[v2] Improve memmem.

Message ID 20150513185107.GA4100@domone
State New, archived
Headers

Commit Message

Ondrej Bilka May 13, 2015, 6:51 p.m. UTC
  On Wed, May 13, 2015 at 09:31:06AM -0700, Paul Eggert wrote:
> Ondřej Bílka wrote:
> >+  if (needle_len == 1)
> >+    return memchr (haystack, needle[0], haystack_end - haystack);
> >+
> >+  while ((haystack = memchr (haystack, needle[0], haystack_end - haystack)))
> >+    {
> >+      if (haystack[1] == needle[1]
> >+          && (needle_len == 2 || haystack[2] == needle[2]))
> >+        {
> >+          if (needle_len == 2)
> >+            return haystack;
> >+
> >+          if (!memcmp (haystack + 2, needle + 2, needle_len - 2))
> >+            return haystack;
> >+          else
> >+            goto slow_path;
> >+        }
> >+      haystack++;
> >+    }
> >+
> >+  return NULL;
> >+
> >+  slow_path:;
> 
> First, that "haystack[1] == needle[1]" could access past the end of
> the haystack.  Second, can't this be rewritten to avoid that ugly
> goto?  Something like the attached, perhaps.

You wont get illegal acces. Unless I messed up haystack_end calculation.

Here is equivalent without goto. It uses implementation behaviour that
memcmp(x,y,0) doesn't touch anything.

Is this better?

	* string/memmem.c (__memmem): Optimize hot path.
  

Comments

Paul Eggert May 14, 2015, 1:06 a.m. UTC | #1
Ondřej Bílka wrote:

> You wont get illegal acces.

I don't see why not.  If memchr returns haystack_end - 1, haystack[1] will be 
equivalent to *haystack_end, i.e., one past the end of the haystack.
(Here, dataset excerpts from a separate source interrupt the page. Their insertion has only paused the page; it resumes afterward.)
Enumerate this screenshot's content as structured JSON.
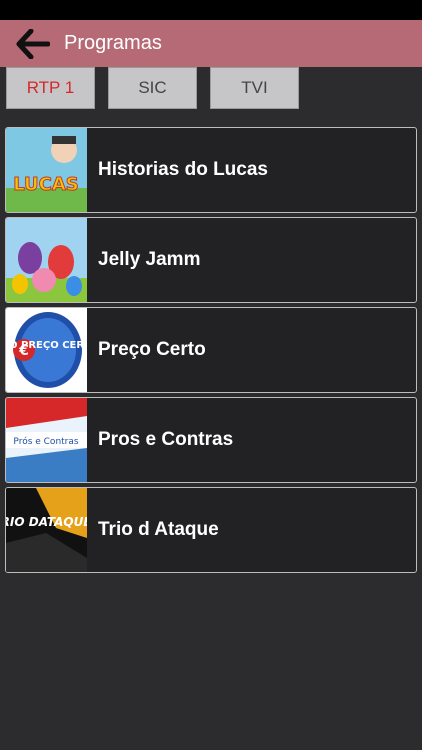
{
  "header": {
    "title": "Programas"
  },
  "tabs": [
    {
      "label": "RTP 1",
      "active": true
    },
    {
      "label": "SIC",
      "active": false
    },
    {
      "label": "TVI",
      "active": false
    }
  ],
  "programs": [
    {
      "title": "Historias do Lucas",
      "thumb_text": "LUCAS",
      "thumb_icon": "lucas-thumbnail"
    },
    {
      "title": "Jelly Jamm",
      "thumb_text": "",
      "thumb_icon": "jelly-jamm-thumbnail"
    },
    {
      "title": "Preço Certo",
      "thumb_text": "O PREÇO CERTO",
      "thumb_icon": "preco-certo-thumbnail"
    },
    {
      "title": "Pros e Contras",
      "thumb_text": "Prós e Contras",
      "thumb_icon": "pros-contras-thumbnail"
    },
    {
      "title": "Trio d Ataque",
      "thumb_text": "TRIO DATAQUE",
      "thumb_icon": "trio-dataque-thumbnail"
    }
  ],
  "colors": {
    "header_bg": "#b66a76",
    "active_tab_text": "#d62828",
    "body_bg": "#2c2c2e"
  }
}
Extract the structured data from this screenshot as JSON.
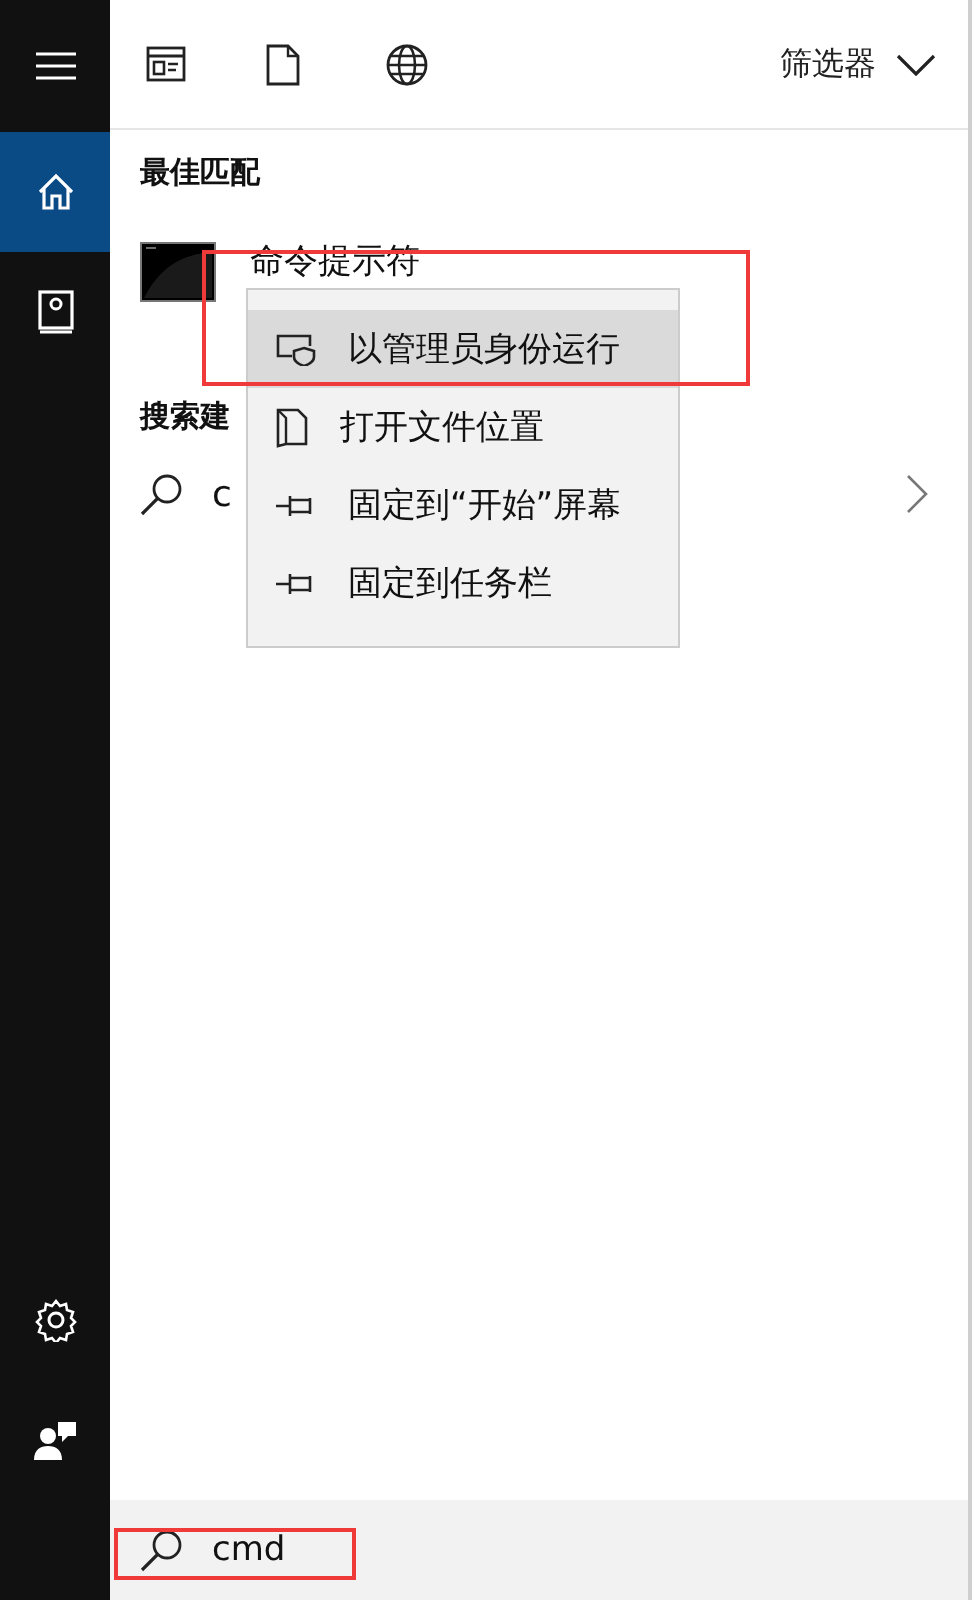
{
  "sidebar": {
    "top_items": [
      {
        "kind": "menu",
        "selected": false
      },
      {
        "kind": "home",
        "selected": true
      },
      {
        "kind": "notebook",
        "selected": false
      }
    ],
    "bottom_items": [
      {
        "kind": "settings"
      },
      {
        "kind": "feedback"
      }
    ]
  },
  "toolbar": {
    "icons": [
      {
        "kind": "apps"
      },
      {
        "kind": "documents"
      },
      {
        "kind": "web"
      }
    ],
    "filter_label": "筛选器"
  },
  "best_match": {
    "heading": "最佳匹配",
    "title": "命令提示符"
  },
  "suggestions": {
    "heading": "搜索建",
    "items": [
      {
        "text": "c"
      }
    ]
  },
  "context_menu": {
    "items": [
      {
        "kind": "admin",
        "label": "以管理员身份运行",
        "selected": true
      },
      {
        "kind": "folder",
        "label": "打开文件位置",
        "selected": false
      },
      {
        "kind": "pin",
        "label": "固定到“开始”屏幕",
        "selected": false
      },
      {
        "kind": "pin",
        "label": "固定到任务栏",
        "selected": false
      }
    ]
  },
  "search": {
    "value": "cmd"
  }
}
> Here is equivalent without goto. It uses implementation behaviour that
> memcmp(x,y,0) doesn't touch anything.

Better, but I think it still has the problem.  Also, come to think of it, it's 
not clear that we should bother with the 'needle_len == 2' test (are needles of 
length 2 really that common?), and things are simpler and smaller without it, so 
how about the attached instead?
  
Ondrej Bilka May 14, 2015, 9:29 a.m. UTC | #2
On Wed, May 13, 2015 at 06:06:58PM -0700, Paul Eggert wrote:
> Ondřej Bílka wrote:
> 
> >You wont get illegal acces.
> 
> I don't see why not.  If memchr returns haystack_end - 1,
> haystack[1] will be equivalent to *haystack_end, i.e., one past the
> end of the haystack.
>
I am using different end here

+  const unsigned char *haystack_end = (const unsigned char *)
+                                      haystack_start + haystack_len
+                                      - needle_len + 1;

 
> >Here is equivalent without goto. It uses implementation behaviour that
> >memcmp(x,y,0) doesn't touch anything.
> 
> Better, but I think it still has the problem.  Also, come to think
> of it, it's not clear that we should bother with the 'needle_len ==
> 2' test (are needles of length 2 really that common?), and things
> are simpler and smaller without it, so how about the attached
> instead?
>
Reason is performance. Idea is to use this algorithm and switch to slow
two-way algorithm only for pathological inputs.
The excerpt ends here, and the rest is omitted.